Noch mehr Boni gibt es für Unternehmenskunden. Hier hat die Telekom offenbar mit Microsoft kooperiert und bietet den Kunden eine dreimonatige Office-Lizenz an, um die Mitarbeiter auch an den Heimcomputern mit der richtigen Software ausstatten zu können. Und sogar Schulen profitieren: Die hauseigene Videokonferenzlösung wird für drei Monate lang kostenlos verfügbar sein. So können Bildungseinrichtungen die Schüler*innen auch während der Quarantänezeit weiter lehren – völlig egal, wie es ab dem 20. April 2020 weitergeht.

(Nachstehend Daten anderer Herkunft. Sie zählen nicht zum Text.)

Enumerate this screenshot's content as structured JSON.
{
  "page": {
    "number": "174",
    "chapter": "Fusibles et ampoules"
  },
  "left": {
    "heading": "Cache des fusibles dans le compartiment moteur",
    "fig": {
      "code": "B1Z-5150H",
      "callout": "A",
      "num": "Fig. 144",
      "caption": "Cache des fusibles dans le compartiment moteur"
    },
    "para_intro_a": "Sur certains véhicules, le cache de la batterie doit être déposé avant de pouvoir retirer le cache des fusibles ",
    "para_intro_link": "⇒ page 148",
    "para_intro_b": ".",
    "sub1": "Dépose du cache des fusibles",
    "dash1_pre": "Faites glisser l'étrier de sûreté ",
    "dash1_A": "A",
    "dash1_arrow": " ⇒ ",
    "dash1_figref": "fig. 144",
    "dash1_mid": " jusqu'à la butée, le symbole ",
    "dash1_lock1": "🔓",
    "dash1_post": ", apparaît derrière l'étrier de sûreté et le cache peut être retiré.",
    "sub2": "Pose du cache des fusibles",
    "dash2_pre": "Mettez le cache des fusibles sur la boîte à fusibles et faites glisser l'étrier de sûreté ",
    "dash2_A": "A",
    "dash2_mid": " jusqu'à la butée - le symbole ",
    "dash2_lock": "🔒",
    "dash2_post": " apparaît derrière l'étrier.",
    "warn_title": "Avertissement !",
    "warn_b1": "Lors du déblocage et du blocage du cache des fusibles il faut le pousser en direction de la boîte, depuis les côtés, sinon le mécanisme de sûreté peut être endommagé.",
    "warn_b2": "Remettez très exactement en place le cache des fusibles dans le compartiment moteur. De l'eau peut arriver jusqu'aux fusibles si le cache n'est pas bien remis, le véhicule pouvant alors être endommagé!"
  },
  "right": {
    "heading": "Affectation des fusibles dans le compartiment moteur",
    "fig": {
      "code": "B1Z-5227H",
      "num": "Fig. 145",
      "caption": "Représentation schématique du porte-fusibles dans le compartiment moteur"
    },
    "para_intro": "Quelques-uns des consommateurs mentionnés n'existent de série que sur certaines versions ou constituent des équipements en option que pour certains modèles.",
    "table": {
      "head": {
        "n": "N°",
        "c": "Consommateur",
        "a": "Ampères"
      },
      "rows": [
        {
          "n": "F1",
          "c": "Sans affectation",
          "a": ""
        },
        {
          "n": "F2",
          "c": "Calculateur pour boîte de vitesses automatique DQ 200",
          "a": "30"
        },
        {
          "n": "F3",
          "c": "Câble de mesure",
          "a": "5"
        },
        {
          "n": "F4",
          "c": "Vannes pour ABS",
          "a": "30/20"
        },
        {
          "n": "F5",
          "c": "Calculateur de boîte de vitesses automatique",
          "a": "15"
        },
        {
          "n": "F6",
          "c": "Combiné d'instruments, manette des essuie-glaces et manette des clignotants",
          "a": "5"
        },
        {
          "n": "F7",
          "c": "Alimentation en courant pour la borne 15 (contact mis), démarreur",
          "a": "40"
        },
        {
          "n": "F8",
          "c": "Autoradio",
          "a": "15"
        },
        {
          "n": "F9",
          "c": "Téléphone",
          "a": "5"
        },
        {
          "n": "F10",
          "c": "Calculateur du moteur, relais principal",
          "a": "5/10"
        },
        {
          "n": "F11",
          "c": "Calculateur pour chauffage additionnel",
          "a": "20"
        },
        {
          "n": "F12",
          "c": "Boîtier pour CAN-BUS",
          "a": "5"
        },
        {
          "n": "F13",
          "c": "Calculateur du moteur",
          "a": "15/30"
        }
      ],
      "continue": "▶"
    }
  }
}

Achte bei der Aktivierung der zusätzlichen 10 GB darauf, dass Dein eigentliches Datenvolumen schon fast komplett aufgebraucht ist: Sobald Du den Daten-Boost in Anspruch nimmst, hast Du für den verbleibenden Monat nur noch diese 10 GB – das Restdatenkontingent verfällt. Du findest die Option zum Upgrade in der Telekom-App, in der Du auch deine Vertragsdetails verwaltest.